How do you get ideas for new products, or innovative new ways to use ingredients?

Like my colleagues, I am responsible for a particular product segment – in my case the dairy sector – that matches my professional background. My development colleagues and I encourage every employee to share with us their product ideas or market observations at any time. Each idea sparks thought processes that culminate in tangible – or taste-able – application concepts. Add to that personal curiosity about whether certain combinations of flavor and texture work, and catering to the latest food trends. That leads to some amazing things.

03

What ingredients are you currently doing a lot with?

At the moment, we’re doing a lot of exploring and experimenting with the wild Canadian blueberry in all its forms. Our longtime partner Oxford Frozen Foods had a bumper crop this year, making the price of the little wild berries particularly attractive in Europe. Oxford also launched sweetened, dried wild blueberries this year, which are unrivaled in terms of safety with regard to pesticides and impurities. We are currently working on various product concepts that particularly emphasize the added value of product safety, originality, and taste.

04

Do you have a favorite ingredient?

Actually, several. Personally, I like things sour and aromatic-fruity-exotic, that’s why I love goldenberries and passionfruit. As a food technologist, prunes are my favorite, because they are a particularly exciting and extraordinarily versatile, valuable ingredient.

05

Did you already know you wanted to become a “food inventor” when you were a child?

Yes, this is in fact the job of my dreams. As a boy, I was fascinated when the “Sendung mit der Maus” [an educational German TV show for children, featuring an orange cartoon mouse] showed chocolate, jellybeans and beverage bottles being manufactured or bottled at breathtaking speeds. The only food company of appreciable size in my hometown Kiel was a brewery, so I became a brewer and later studied food science and biotechnology in Berlin.

06

Who’s in charge of the grocery shopping at home: you or your wife?

For practical reasons, during the week my wife is; I do our weekend shopping at the weekly market. I always end up buying far too much fruit. An occupational hazard, I guess.

07

What happens to you when you go shopping at the supermarket and see the many, many products?

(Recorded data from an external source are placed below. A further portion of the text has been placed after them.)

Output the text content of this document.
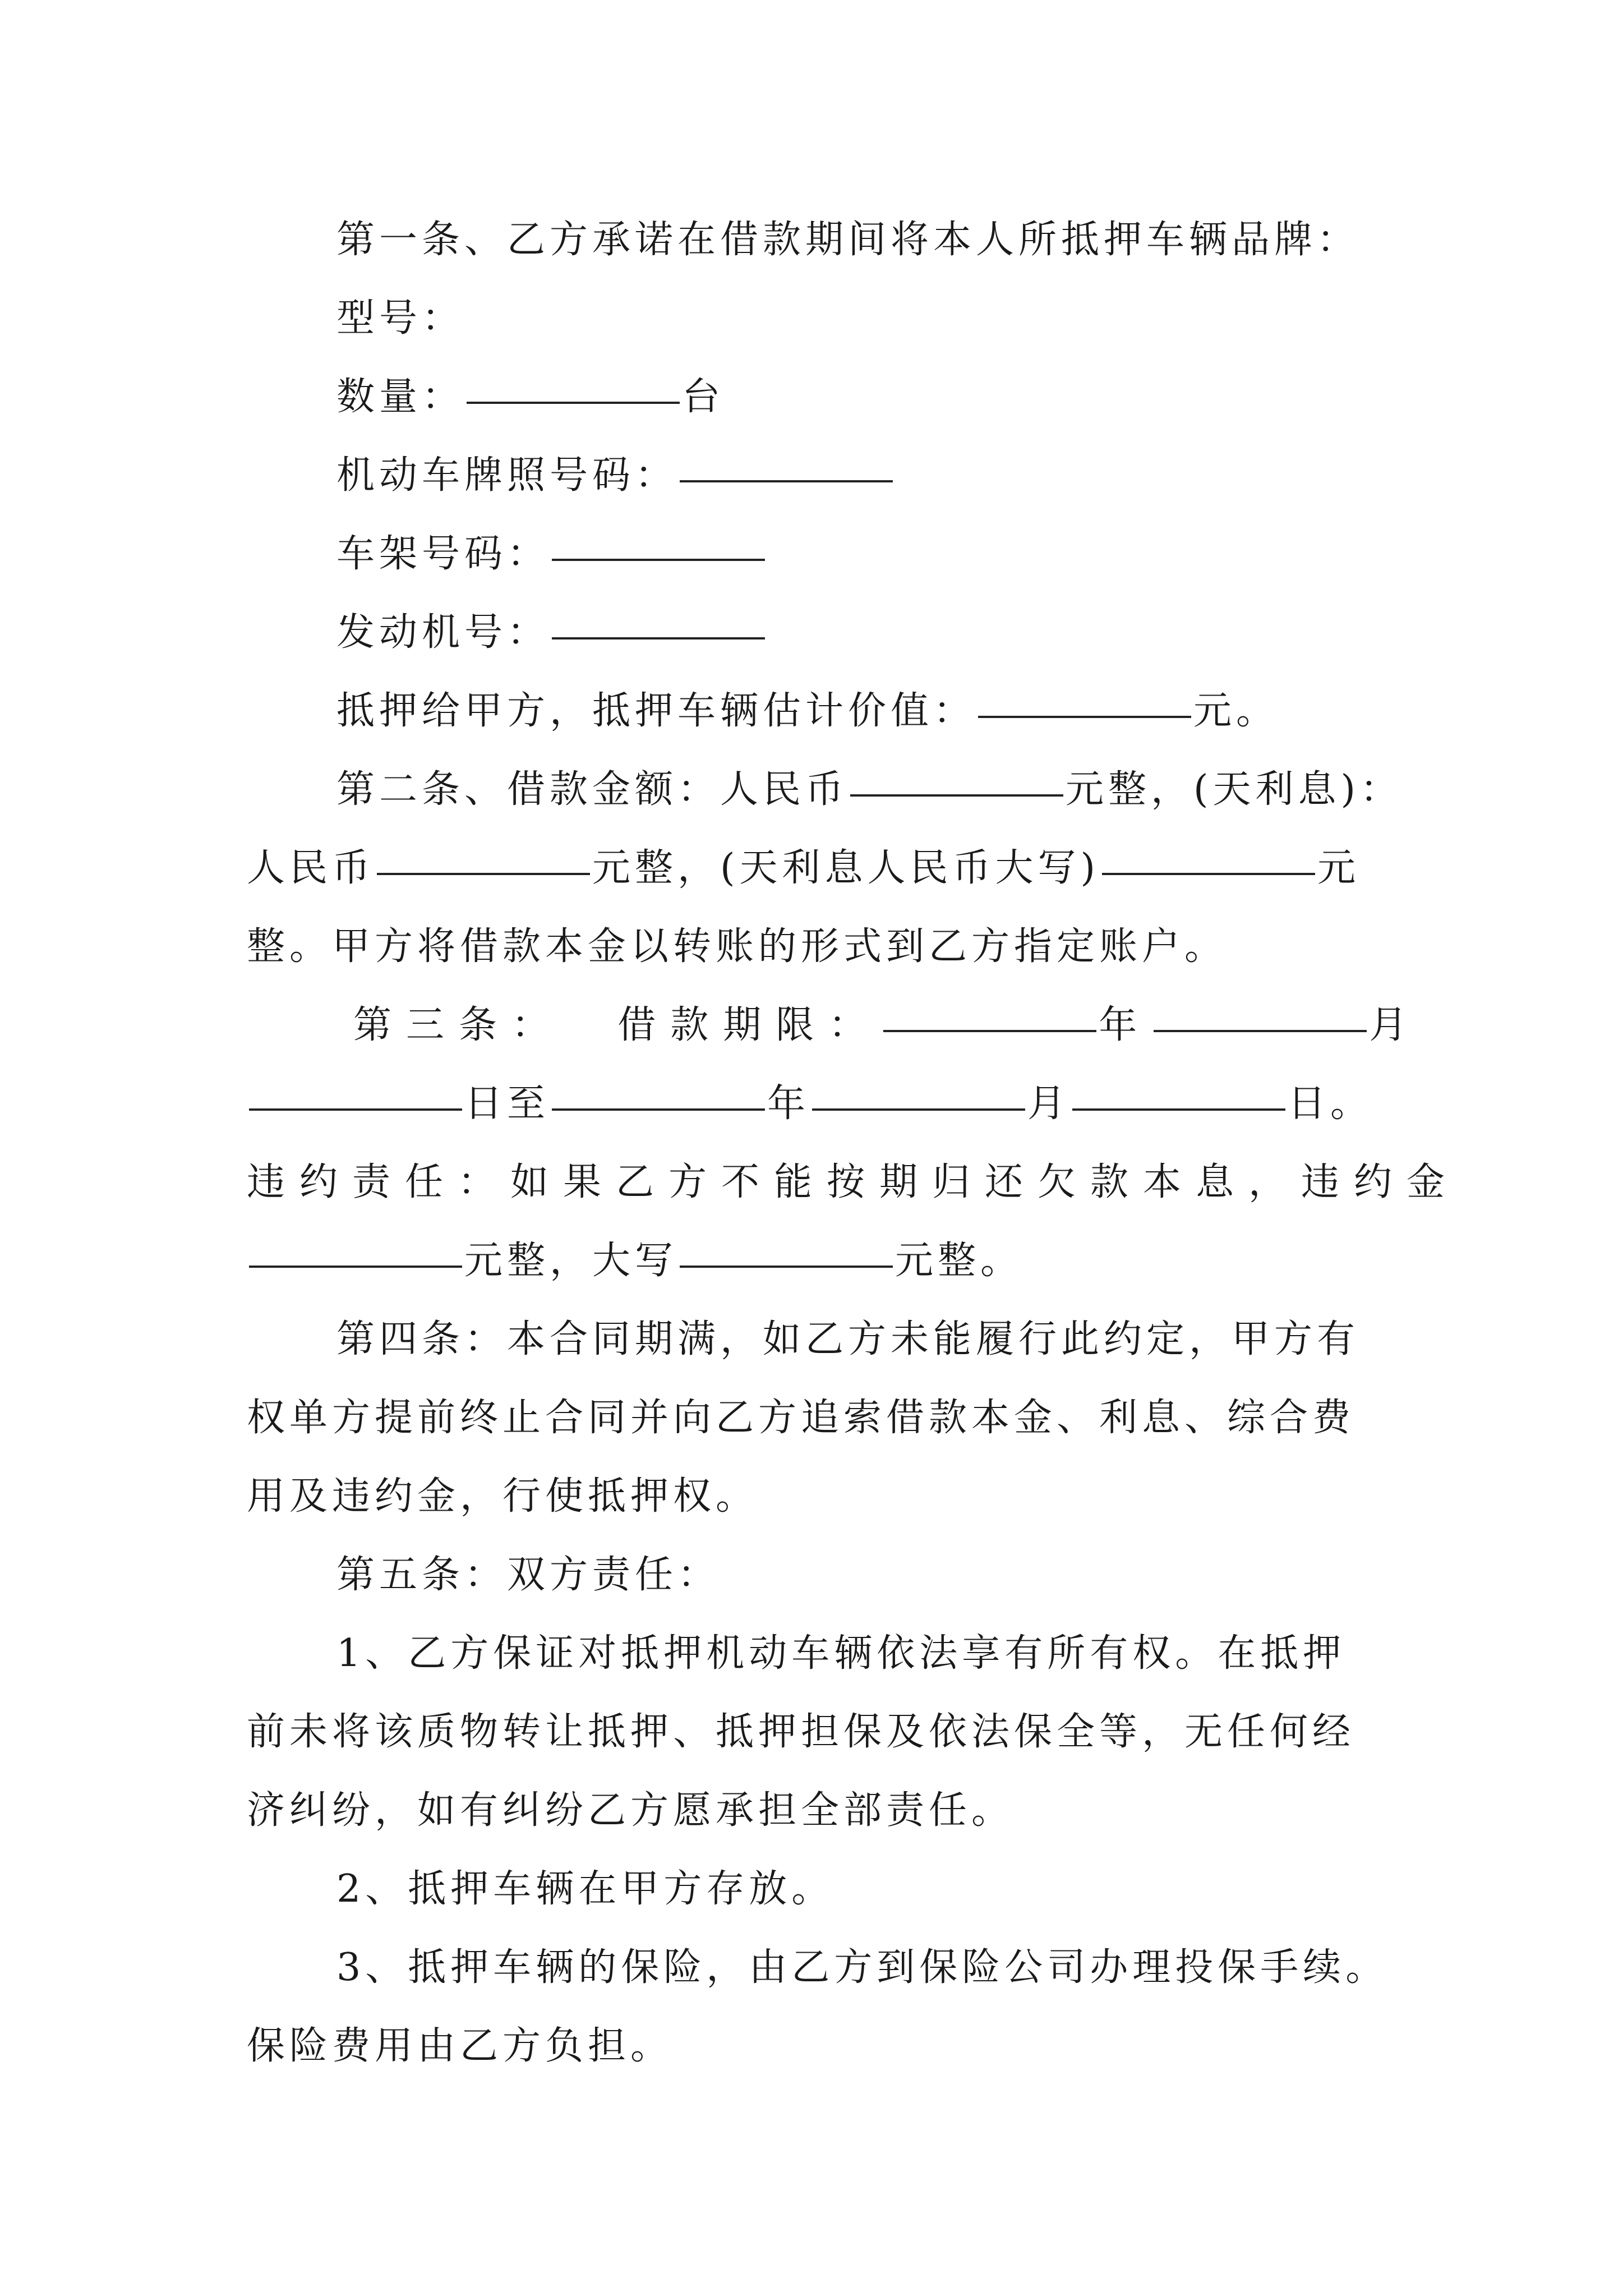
第一条、乙方承诺在借款期间将本人所抵押车辆品牌：
型号：
数量：	台
机动车牌照号码：
车架号码：
发动机号：
抵押给甲方，抵押车辆估计价值：	元。
第二条、借款金额：人民币	元整，(天利息)：
人民币	元整，(天利息人民币大写)	元
整。甲方将借款本金以转账的形式到乙方指定账户。
第三条：  借款期限：	年	月
日至	年	月	日。
违约责任：如果乙方不能按期归还欠款本息，违约金
元整，大写	元整。
第四条：本合同期满，如乙方未能履行此约定，甲方有
权单方提前终止合同并向乙方追索借款本金、利息、综合费
用及违约金，行使抵押权。
第五条：双方责任：
1、乙方保证对抵押机动车辆依法享有所有权。在抵押
前未将该质物转让抵押、抵押担保及依法保全等，无任何经
济纠纷，如有纠纷乙方愿承担全部责任。
2、抵押车辆在甲方存放。
3、抵押车辆的保险，由乙方到保险公司办理投保手续。
保险费用由乙方负担。
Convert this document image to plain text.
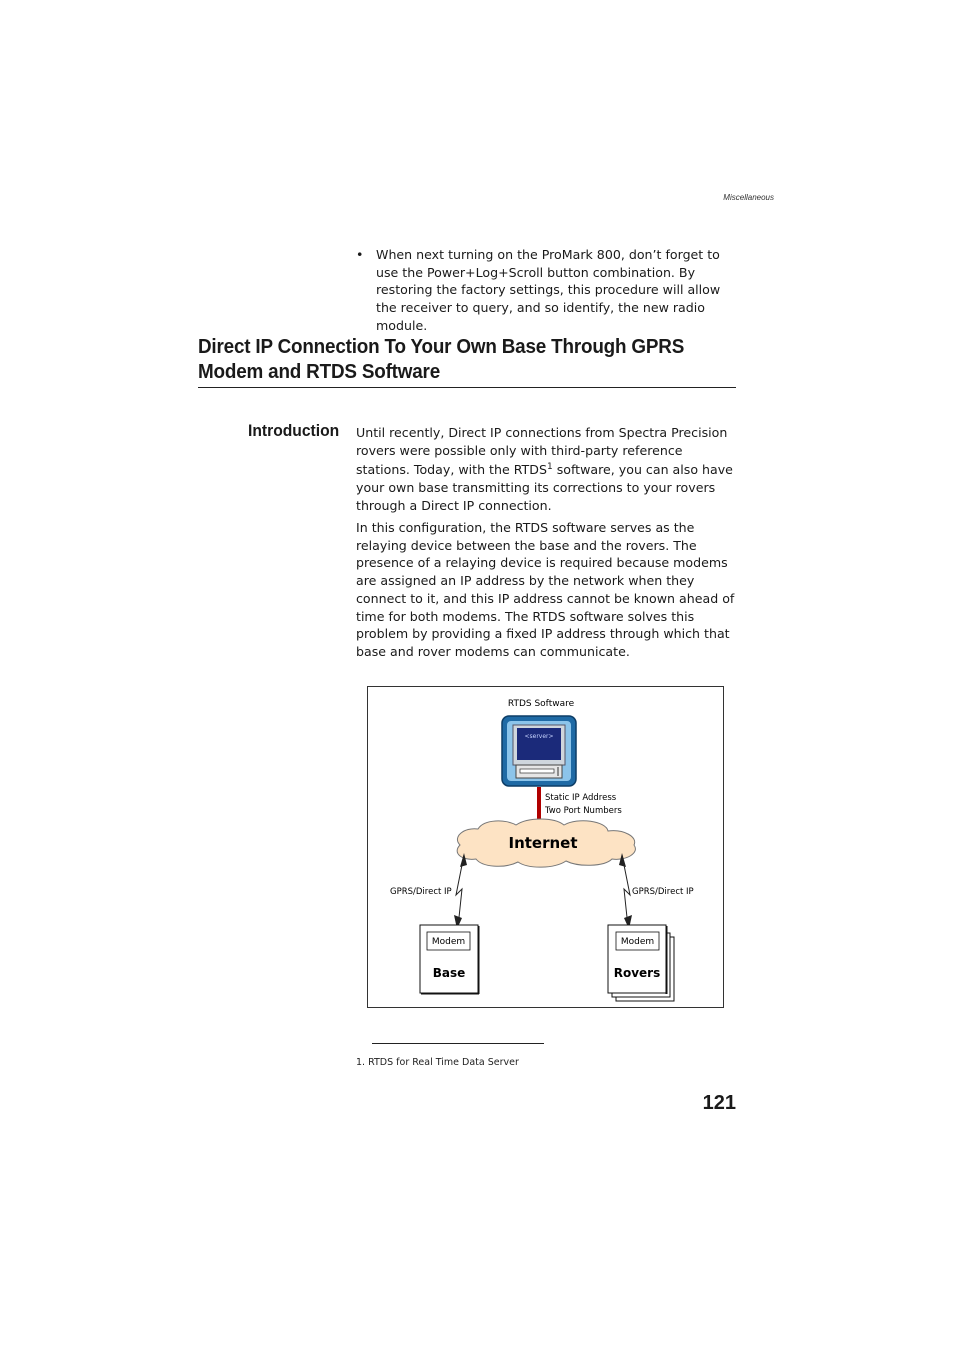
Miscellaneous
• When next turning on the ProMark 800, don’t forget to use the Power+Log+Scroll button combination. By restoring the factory settings, this procedure will allow the receiver to query, and so identify, the new radio module.
Direct IP Connection To Your Own Base Through GPRS Modem and RTDS Software
Introduction Until recently, Direct IP connections from Spectra Precision rovers were possible only with third-party reference stations. Today, with the RTDS$^1$ software, you can also have your own base transmitting its corrections to your rovers through a Direct IP connection.
In this configuration, the RTDS software serves as the relaying device between the base and the rovers. The presence of a relaying device is required because modems are assigned an IP address by the network when they connect to it, and this IP address cannot be known ahead of time for both modems. The RTDS software solves this problem by providing a fixed IP address through which that base and rover modems can communicate.
RTDS Software
<server>
Static IP Address
Two Port Numbers
Internet
GPRS/Direct IP	GPRS/Direct IP
Modem
Base
Modem
Rovers
1. RTDS for Real Time Data Server
121
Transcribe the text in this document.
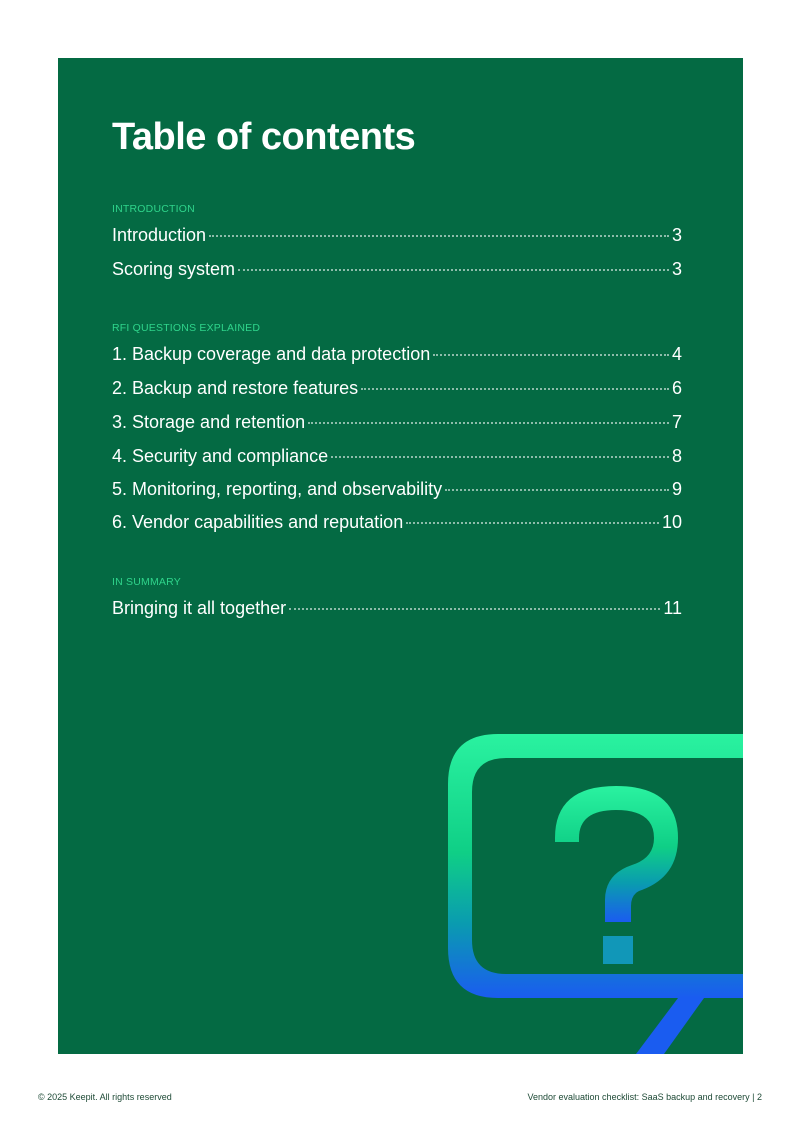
Table of contents

INTRODUCTION

Introduction	3
Scoring system	3

RFI QUESTIONS EXPLAINED

1. Backup coverage and data protection	4
2. Backup and restore features	6
3. Storage and retention	7
4. Security and compliance	8
5. Monitoring, reporting, and observability	9
6. Vendor capabilities and reputation	10

IN SUMMARY

Bringing it all together	11
© 2025 Keepit. All rights reserved	Vendor evaluation checklist: SaaS backup and recovery | 2
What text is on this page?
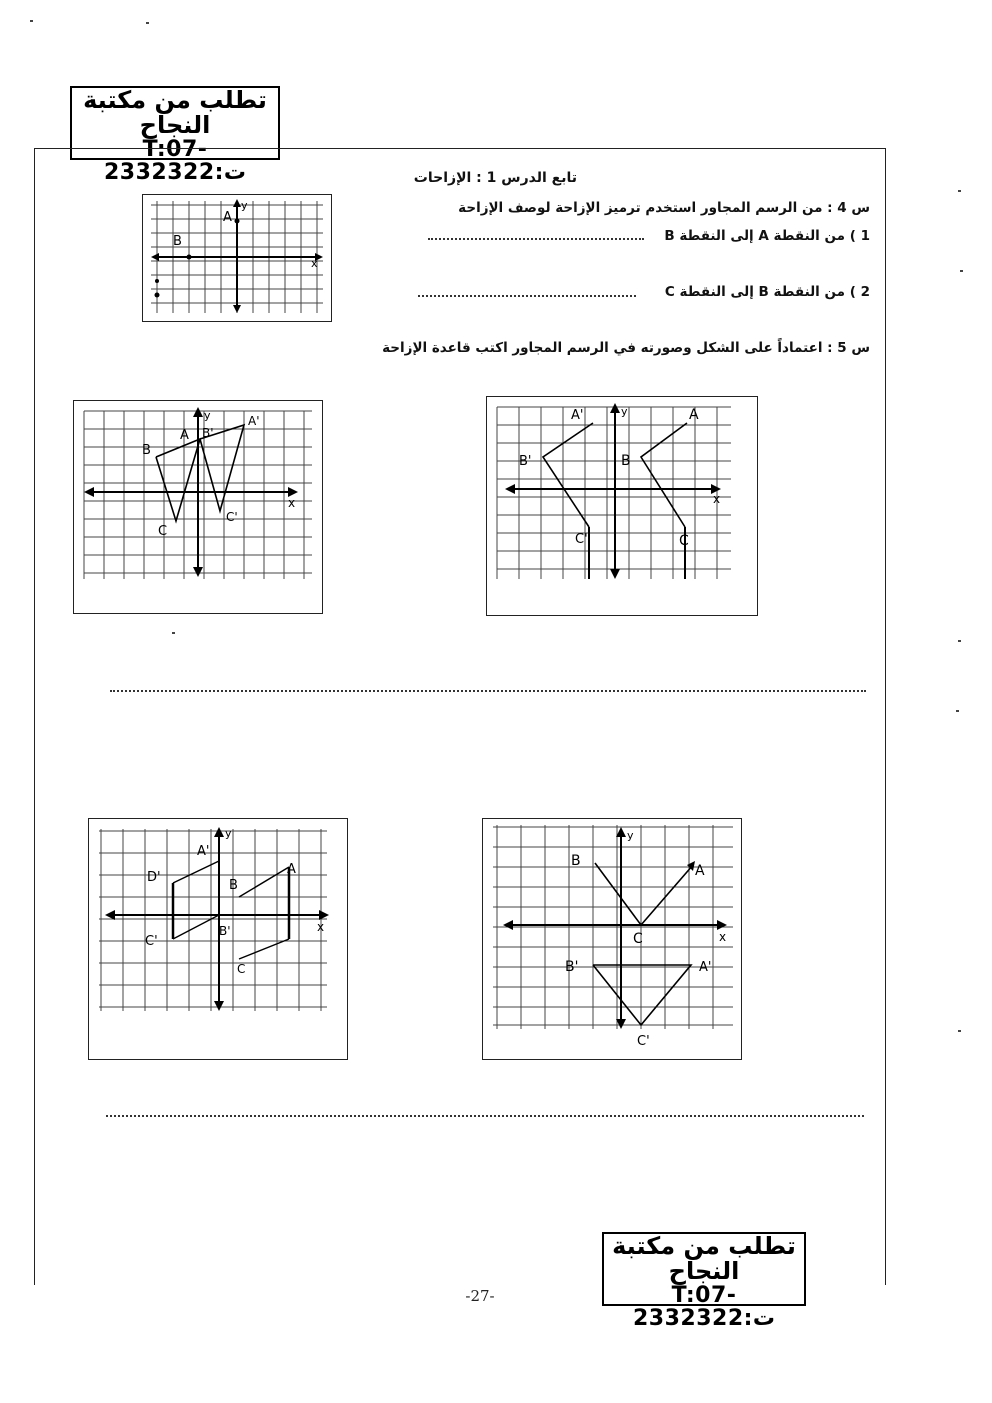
تطلب من مكتبة النجاح
T:07-2332322:ت	تابع الدرس 1 : الإزاحات
س 4 : من الرسم المجاور استخدم ترميز الإزاحة لوصف الإزاحة
1 ) من النقطة A إلى النقطة B
2 ) من النقطة B إلى النقطة C
س 5 : اعتماداً على الشكل وصورته في الرسم المجاور اكتب قاعدة الإزاحة
A
B
y
x
B
A
C
B'
A'
C'
y
x
A
B
C
A'
B'
C'
y
x
D'
A'
B'
C'
B
A
C
y
x
B
A
C
B'	A'
C'
y
x
تطلب من مكتبة النجاح
T:07-2332322:ت
-27-
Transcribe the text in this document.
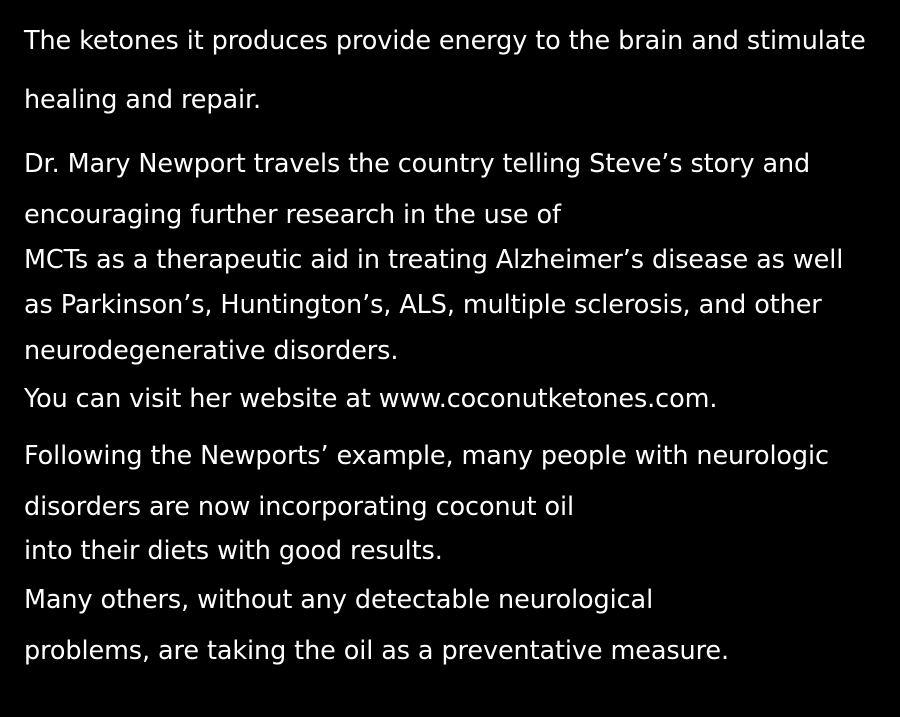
The ketones it produces provide energy to the brain and stimulate healing and repair.

Dr. Mary Newport travels the country telling Steve’s story and encouraging further research in the use of

MCTs as a therapeutic aid in treating Alzheimer’s disease as well as Parkinson’s, Huntington’s, ALS, multiple sclerosis, and other neurodegenerative disorders.

You can visit her website at www.coconutketones.com.

Following the Newports’ example, many people with neurologic disorders are now incorporating coconut oil

into their diets with good results.

Many others, without any detectable neurological

problems, are taking the oil as a preventative measure.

Well, if I’m sent out to get a couple of quarts of milk, I return home after 1.5 hours to a rather annoyed family – because my wife believes that I scan every single supermarket shelf for new products that our ingredients might possibly be added to. Another occupational hazard.

08

So you get just as intensely involved with food in your personal life as well?

Food plays an enormous role in our family. Both with regard to healthy eating and growing our own vegetables, and to processing it, and cooking and eating together. I’m responsible for pasta dishes, my wife for stews. Dinner, even on a weeknight, can on occasion take up 2.5 hours from prep to dishwasher.